On Friday afternoon, April 17, he said, “I hooked. I snuck out of school at recess and kept going.”
He walked down New Jersey Avenue to the ballpark, which was less than two blocks from the rented two-story row house he shared with his mother, grandmother, sister, and half brother. The stadium lights, installed in 1942, cast a beneficent glow over the neighborhood and the Dunaways’ front porch. Duckie was a Senators fan and would swing on the porch listening to the game on the radio. Like a lot of neighborhood kids, he had an entrepreneurial interest in Griffith Stadium. Sometimes he sold scorecards, sometimes he ran errands; mostly he hung out in the parking lot behind home plate and waited for foul balls. If he got lucky and the security guards didn’t chase him away, he might catch as many as three on a good day and sell them to departing fans for $1. “It was what you call my hustle,” he said.
Usually he sneaked into the ballpark—it wasn’t hard. There was a lumberyard across the way on Seventh Street and plenty of boards lying around to help scale the back wall opposite the Freedmen’s Hospital Morgue. But on April 17, 1953, he was a paying customer. “Had me some money,” he said, savings from selling the
Afro-American
and the
Pittsburgh Courier
inside the stadium.
He bought himself a 75-cent ticket for the left field bleachers and took a seat on the concrete benches a row or two above the left field fence. “Down low, close enough to touch the ballplayers.”

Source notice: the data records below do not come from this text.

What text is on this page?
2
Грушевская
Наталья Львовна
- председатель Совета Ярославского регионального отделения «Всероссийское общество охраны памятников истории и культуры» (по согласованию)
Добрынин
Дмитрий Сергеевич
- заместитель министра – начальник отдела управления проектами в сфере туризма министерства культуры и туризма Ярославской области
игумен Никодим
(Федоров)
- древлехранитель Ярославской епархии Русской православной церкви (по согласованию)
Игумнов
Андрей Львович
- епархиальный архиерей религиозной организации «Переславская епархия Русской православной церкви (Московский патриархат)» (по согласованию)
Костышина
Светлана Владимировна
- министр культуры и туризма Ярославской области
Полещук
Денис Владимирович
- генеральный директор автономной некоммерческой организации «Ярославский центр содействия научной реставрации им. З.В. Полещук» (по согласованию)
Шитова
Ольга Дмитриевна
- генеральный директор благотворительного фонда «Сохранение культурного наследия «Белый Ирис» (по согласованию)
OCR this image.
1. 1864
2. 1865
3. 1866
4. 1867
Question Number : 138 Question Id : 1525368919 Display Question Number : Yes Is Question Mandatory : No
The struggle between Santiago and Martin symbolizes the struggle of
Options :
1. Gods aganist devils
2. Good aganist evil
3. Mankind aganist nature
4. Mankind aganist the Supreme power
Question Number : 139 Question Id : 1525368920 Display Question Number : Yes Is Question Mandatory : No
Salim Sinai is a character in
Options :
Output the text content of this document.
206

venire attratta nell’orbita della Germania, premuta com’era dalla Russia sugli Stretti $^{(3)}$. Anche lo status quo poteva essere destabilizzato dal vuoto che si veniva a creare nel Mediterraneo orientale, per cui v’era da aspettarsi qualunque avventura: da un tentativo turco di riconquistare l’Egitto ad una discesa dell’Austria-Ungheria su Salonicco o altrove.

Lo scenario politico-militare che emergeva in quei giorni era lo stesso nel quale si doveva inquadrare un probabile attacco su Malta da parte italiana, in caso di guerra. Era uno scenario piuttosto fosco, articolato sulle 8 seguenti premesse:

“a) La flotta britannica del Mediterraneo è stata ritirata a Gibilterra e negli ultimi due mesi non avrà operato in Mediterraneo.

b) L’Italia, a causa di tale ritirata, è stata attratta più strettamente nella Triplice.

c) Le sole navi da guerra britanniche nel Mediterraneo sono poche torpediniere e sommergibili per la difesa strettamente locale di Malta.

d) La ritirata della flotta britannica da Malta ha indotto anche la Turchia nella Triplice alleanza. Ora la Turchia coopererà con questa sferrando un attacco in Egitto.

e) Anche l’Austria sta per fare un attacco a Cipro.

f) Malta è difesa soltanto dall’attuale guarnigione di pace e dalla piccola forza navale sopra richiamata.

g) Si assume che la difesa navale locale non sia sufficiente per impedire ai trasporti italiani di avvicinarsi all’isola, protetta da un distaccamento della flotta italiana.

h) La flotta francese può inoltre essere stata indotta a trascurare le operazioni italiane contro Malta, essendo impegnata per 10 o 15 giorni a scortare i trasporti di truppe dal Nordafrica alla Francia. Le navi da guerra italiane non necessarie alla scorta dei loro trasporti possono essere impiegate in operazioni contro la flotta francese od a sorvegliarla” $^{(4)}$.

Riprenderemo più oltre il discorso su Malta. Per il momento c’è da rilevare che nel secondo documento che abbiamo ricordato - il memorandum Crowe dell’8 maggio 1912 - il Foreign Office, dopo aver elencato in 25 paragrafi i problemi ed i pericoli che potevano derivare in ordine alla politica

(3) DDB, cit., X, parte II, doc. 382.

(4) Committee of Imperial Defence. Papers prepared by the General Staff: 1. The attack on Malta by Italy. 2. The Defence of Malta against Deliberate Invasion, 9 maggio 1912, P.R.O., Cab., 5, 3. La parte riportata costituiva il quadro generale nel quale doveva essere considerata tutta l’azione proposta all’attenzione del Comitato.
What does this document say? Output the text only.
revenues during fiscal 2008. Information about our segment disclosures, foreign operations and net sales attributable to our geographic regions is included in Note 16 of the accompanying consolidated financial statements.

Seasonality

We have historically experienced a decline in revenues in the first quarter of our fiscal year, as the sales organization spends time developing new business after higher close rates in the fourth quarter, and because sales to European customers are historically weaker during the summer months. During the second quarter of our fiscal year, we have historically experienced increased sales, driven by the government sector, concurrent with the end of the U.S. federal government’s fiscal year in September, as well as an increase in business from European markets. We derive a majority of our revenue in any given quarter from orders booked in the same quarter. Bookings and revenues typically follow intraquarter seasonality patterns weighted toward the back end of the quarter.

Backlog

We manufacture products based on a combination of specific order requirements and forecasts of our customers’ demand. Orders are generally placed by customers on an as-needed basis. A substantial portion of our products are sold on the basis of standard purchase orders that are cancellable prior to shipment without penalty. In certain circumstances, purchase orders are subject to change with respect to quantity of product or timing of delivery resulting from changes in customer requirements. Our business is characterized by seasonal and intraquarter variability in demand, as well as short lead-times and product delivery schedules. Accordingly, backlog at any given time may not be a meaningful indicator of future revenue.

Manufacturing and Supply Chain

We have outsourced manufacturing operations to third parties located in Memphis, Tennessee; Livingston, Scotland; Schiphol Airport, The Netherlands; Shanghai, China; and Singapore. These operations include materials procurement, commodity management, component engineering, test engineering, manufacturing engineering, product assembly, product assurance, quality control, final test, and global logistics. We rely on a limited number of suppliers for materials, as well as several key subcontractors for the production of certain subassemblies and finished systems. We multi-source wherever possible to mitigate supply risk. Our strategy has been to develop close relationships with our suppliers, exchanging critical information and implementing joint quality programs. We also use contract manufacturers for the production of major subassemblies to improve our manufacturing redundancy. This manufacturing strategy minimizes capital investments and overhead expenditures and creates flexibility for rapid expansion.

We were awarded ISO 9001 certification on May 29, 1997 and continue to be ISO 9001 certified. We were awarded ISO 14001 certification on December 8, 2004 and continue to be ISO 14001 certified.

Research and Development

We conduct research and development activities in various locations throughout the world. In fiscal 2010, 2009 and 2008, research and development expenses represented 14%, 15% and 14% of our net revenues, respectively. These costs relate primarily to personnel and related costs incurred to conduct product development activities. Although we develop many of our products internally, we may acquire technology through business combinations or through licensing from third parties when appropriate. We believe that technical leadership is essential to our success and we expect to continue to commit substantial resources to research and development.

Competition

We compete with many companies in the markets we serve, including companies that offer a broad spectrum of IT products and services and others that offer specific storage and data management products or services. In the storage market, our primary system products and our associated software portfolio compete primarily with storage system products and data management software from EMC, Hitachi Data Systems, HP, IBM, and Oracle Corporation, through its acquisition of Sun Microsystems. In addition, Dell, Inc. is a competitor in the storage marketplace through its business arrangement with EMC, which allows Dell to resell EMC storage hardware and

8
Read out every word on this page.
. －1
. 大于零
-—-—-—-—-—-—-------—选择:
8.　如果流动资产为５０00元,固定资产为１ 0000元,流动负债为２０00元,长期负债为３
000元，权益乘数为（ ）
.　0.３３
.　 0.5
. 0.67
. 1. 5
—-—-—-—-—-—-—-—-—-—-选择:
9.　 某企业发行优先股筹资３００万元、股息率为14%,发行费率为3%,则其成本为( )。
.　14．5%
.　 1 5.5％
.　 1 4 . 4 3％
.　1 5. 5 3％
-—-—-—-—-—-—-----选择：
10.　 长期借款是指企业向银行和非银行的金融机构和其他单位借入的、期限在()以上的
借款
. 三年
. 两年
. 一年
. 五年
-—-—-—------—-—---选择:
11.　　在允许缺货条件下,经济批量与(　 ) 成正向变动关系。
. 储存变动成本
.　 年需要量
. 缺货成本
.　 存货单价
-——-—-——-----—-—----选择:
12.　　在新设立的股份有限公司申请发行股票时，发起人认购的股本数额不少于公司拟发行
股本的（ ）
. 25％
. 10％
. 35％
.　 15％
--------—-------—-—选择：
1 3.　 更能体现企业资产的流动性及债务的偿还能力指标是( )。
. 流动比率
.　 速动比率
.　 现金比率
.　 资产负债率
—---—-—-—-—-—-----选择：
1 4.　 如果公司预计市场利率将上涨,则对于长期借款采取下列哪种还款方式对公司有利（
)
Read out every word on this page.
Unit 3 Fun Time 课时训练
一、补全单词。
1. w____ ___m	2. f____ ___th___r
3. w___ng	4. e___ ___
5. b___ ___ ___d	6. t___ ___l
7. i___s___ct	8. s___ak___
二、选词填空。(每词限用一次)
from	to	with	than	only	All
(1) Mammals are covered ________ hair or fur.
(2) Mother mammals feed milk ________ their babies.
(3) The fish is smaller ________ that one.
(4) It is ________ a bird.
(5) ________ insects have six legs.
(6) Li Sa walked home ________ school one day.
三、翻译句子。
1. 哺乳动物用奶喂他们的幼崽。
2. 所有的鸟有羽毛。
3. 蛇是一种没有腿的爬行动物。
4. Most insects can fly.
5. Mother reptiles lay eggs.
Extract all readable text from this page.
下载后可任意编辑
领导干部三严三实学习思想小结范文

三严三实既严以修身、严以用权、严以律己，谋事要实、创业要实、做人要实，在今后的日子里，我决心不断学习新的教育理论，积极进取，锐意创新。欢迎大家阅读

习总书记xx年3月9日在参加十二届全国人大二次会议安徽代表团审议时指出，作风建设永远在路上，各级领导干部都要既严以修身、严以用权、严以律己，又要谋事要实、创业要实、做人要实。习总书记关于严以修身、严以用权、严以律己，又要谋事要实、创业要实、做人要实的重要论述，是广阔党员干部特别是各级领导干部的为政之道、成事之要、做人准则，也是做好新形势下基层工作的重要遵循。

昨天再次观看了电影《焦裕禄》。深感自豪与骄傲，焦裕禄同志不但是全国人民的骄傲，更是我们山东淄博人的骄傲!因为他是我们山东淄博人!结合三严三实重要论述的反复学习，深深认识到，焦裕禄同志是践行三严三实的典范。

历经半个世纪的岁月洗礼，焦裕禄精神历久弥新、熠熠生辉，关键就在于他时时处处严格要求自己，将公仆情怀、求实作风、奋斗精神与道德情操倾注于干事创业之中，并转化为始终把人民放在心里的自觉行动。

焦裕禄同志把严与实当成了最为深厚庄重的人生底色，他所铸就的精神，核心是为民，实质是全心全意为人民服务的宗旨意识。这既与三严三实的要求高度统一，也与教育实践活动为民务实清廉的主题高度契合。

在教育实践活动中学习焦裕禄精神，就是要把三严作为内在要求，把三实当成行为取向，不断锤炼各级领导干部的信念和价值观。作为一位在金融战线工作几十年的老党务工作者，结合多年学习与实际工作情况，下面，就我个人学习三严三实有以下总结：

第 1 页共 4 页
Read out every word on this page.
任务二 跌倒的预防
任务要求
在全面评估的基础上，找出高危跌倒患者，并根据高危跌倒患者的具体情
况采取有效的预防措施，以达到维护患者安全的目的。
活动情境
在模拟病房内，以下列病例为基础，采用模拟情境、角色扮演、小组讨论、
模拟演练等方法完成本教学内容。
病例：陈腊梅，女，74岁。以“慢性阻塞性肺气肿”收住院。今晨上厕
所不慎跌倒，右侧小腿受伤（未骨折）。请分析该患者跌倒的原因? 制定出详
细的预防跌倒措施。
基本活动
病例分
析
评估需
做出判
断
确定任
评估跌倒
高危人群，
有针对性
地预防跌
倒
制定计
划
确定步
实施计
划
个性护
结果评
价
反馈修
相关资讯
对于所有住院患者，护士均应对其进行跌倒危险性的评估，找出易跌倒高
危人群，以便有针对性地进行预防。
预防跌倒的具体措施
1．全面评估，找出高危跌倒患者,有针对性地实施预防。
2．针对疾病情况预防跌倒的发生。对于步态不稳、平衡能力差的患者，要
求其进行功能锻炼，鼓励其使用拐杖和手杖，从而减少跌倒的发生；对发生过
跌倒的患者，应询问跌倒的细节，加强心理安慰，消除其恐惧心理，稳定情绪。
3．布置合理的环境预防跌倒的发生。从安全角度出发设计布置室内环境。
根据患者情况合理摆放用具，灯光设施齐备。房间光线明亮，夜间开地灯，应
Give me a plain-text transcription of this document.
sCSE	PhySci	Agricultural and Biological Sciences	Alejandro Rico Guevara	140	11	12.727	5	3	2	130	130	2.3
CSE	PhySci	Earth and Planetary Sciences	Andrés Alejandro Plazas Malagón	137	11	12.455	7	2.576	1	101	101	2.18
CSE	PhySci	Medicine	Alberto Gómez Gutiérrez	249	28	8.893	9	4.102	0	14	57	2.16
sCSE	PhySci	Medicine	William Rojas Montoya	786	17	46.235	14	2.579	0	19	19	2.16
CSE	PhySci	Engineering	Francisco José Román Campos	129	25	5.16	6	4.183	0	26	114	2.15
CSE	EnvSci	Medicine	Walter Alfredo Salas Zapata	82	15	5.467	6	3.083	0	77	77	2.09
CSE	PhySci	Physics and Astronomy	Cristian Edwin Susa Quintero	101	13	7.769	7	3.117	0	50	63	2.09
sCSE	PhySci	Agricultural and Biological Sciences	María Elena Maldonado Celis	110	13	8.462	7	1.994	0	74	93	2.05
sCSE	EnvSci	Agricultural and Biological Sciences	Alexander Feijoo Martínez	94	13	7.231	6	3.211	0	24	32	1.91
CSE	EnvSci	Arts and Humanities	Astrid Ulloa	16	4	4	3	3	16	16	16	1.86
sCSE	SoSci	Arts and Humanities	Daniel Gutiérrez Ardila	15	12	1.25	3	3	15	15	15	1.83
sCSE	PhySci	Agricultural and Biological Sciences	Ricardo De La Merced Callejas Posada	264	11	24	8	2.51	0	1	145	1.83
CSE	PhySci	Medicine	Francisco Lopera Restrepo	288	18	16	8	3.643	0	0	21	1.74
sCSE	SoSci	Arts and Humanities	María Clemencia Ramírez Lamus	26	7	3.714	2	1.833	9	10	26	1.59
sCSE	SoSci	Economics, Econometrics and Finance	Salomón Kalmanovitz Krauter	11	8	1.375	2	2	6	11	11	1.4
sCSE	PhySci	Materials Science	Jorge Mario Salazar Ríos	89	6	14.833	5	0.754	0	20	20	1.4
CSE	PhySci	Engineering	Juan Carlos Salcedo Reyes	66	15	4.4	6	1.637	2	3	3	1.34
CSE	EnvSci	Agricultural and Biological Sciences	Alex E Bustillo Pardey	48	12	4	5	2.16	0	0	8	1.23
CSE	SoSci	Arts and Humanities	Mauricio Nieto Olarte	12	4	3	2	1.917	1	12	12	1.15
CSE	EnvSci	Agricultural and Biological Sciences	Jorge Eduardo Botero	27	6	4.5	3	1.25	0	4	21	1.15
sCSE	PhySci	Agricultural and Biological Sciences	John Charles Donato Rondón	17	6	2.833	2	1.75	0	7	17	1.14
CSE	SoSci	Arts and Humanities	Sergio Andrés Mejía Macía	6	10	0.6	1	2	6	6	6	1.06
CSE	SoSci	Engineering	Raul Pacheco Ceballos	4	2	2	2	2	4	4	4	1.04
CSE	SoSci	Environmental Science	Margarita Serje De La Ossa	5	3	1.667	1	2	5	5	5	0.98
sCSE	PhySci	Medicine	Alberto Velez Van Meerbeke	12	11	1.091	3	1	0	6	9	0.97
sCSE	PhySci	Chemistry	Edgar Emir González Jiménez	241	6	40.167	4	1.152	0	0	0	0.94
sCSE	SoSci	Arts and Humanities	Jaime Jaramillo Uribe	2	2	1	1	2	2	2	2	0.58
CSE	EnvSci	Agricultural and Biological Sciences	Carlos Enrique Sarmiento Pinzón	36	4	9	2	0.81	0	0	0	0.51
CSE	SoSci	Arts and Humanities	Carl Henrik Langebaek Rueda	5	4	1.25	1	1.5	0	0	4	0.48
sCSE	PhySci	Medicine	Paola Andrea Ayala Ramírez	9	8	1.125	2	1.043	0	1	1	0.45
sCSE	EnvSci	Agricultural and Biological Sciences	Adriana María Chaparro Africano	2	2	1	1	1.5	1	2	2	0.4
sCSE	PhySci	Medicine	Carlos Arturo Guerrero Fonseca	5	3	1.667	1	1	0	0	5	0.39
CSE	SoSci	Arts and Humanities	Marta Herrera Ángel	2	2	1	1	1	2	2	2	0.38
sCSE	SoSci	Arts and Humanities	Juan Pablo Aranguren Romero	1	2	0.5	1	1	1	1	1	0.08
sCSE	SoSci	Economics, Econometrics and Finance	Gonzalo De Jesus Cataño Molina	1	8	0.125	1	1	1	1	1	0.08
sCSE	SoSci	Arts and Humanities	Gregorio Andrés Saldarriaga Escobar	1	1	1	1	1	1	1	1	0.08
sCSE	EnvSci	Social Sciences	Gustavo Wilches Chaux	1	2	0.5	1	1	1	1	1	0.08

He marked his seat for me on a photograph that appeared in the
Post
the next morning. He had a fine view. He saw the ball head in his direction, saw it hit off the beer sign perched above the bleachers, watched as it headed out of the yard on a trajectory that might have carried it into his own backyard two blocks away save for the intervening row houses and the laws of physics. “I could see when it hit,” he said. “I turned my head around and saw the flight.”
He stayed in his seat long enough to watch Mantle cross the plate. Then: “Out of some perverse instinct, I said, ‘Let me go see if I can find it.’ I lucked up and found it.”
He started down Oakdale Place, a narrow block of low-slung attached
brick row houses developed right after Griffith Stadium was built. He walked down one side of the street and up the other, searching every garden and under every parked car, more than once. Dan Daniel reported in
The Sporting News
that “a Negro woman hanging out one of the windows” had directed Dunaway and Patterson to the site. Not true, Dunaway said. He was alone.